Seems a lot of it is saying “you can’t put a price on x” — and then going ahead and putting a price on x anyway by saying we should prefer to fund x over y.
In her book, Ms. Schiller ties her criticism of effective altruism to broader questions about optimization, writing: “At a time when we are under enormous pressure to optimize our time, be maximally productive, hustle and stay healthy (so we can keep hustling), we need philanthropy to make pleasure, splendor and abundance available for everyone.”
Her conception of the good can include magnificence and meaning and abundance. But how can we make that available for everyone without the kinds of reasoning decried as ‘optimization’?
I feel like the people saying “you can’t put a price on a beautiful holy site” are trying to avoid saying “you can, and the holy site is worth more than the lives the money could have saved” - it’s not impossible that Notre Dame is worth the lives unsaved (with its millions of visitors a year), but it is impossible to refute the claim unless they are honest about how they’re valuing it.
It seems they’re missing the mood that our problems are larger than the resources we have to fix them, and so advocating for not facing the uncomfortable triage questions.
(My comments inspired by / plagiarised from https://x.com/trevposts/status/1865495961612542233 )
I’m quite disappointed by this article. I talked to her and tried to steer her towards more substantive and novel concerns. I know that other knowledgeable people talked to her as well. That didn’t seem to make much of an impact.

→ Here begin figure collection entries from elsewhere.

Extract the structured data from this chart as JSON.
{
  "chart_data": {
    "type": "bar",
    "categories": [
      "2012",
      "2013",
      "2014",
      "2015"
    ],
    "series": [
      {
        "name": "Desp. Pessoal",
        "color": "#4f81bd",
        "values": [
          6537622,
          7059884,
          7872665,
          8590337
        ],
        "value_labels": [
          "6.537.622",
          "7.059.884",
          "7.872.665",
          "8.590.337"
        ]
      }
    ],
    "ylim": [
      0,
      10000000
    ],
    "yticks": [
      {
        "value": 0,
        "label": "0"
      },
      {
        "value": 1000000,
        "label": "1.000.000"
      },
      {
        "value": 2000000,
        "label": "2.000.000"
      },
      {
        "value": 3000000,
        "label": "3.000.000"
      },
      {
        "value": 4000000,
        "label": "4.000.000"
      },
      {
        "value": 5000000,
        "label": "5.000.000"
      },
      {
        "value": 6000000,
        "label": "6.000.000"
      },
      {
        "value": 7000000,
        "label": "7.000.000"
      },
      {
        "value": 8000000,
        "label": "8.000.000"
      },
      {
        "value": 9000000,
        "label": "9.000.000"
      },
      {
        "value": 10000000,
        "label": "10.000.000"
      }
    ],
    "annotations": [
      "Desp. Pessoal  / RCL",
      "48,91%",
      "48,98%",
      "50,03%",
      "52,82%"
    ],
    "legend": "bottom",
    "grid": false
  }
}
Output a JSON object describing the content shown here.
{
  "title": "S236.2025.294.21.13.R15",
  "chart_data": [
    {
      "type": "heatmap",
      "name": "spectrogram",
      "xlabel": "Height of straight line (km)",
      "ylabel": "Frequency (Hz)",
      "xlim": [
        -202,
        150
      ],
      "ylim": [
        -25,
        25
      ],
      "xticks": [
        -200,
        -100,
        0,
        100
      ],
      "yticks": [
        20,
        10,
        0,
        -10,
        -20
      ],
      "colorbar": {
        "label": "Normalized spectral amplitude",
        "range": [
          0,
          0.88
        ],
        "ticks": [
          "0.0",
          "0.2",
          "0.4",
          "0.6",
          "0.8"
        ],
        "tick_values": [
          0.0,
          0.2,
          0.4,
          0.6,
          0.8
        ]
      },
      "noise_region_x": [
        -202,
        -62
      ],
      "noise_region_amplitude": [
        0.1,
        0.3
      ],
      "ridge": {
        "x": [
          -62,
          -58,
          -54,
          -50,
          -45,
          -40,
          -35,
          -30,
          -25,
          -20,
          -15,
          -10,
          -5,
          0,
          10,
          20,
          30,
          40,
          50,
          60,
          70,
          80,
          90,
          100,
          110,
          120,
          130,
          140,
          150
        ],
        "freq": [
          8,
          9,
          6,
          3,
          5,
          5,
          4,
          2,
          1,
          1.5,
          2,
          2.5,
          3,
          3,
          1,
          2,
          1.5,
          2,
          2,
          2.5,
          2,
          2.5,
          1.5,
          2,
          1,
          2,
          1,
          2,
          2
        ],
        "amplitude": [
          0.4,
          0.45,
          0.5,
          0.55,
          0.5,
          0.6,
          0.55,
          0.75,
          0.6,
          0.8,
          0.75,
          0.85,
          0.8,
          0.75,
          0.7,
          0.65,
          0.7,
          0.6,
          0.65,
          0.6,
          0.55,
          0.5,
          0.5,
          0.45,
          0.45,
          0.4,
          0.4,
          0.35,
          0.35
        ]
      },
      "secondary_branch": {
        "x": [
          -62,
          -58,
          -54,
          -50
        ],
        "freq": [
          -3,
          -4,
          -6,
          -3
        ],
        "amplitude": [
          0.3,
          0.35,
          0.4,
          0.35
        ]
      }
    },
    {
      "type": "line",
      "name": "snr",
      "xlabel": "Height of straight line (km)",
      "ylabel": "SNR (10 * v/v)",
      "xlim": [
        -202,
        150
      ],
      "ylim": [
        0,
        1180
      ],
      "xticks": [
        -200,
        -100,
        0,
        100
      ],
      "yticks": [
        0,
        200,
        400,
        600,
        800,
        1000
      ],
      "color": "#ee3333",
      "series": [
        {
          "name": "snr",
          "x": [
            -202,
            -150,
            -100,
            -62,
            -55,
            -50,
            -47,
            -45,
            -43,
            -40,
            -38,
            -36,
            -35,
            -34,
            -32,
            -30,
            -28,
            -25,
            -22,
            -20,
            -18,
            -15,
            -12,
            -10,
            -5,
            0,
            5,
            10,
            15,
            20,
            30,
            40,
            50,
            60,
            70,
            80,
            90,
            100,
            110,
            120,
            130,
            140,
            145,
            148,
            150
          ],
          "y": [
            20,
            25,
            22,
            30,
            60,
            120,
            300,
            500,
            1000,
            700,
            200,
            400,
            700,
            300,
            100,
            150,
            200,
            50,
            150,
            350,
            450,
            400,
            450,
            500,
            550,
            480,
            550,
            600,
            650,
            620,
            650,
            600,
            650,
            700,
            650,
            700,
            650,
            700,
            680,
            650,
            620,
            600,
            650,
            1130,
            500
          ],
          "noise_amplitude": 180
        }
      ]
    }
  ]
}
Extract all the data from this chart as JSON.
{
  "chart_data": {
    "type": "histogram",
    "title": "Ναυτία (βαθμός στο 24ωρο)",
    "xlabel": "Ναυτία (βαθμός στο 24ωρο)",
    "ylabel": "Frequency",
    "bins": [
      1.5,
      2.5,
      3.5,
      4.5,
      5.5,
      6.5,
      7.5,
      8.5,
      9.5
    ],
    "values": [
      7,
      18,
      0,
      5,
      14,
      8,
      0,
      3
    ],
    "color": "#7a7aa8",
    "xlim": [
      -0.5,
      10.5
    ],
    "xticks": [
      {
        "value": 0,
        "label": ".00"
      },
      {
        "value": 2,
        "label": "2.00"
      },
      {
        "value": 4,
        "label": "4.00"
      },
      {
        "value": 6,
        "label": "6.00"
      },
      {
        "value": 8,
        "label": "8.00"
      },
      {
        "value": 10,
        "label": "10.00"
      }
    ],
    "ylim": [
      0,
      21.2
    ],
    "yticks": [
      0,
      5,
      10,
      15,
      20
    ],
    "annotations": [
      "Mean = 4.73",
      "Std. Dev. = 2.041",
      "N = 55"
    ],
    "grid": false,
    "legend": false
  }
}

The majority of online articles about effective altruism have always been negative (it used to be 80%+). In the past, EAs were coached not to talk to journalists, and perhaps people finally reversing this is why things are getting better, so I appreciate anyone who does it.
Of course there is FTX, but that doesn't explain everything-- many recent articles including this are mostly not about FTX. At the risk of being obvious, for an intelligent journalist (as many are) to write a bad critique despite talking to thoughtful people, it has to be that a negative portrayal of EA serves their agenda far better than a neutral or positive one. Maybe that agenda is advocating for particular causes, a progressive politics that unfortunately aligns with Torres' personal vendetta, or just a deep belief that charity cannot or should not be quantified or optimized. In these cases maybe there is nothing we can do except promote the ideas of beneficentrism, triage, and scope sensitivity, continue talking to journalists, and fix both the genuine problems and perceived problems created by FTX, until bad critiques are no longer popular enough to succeed.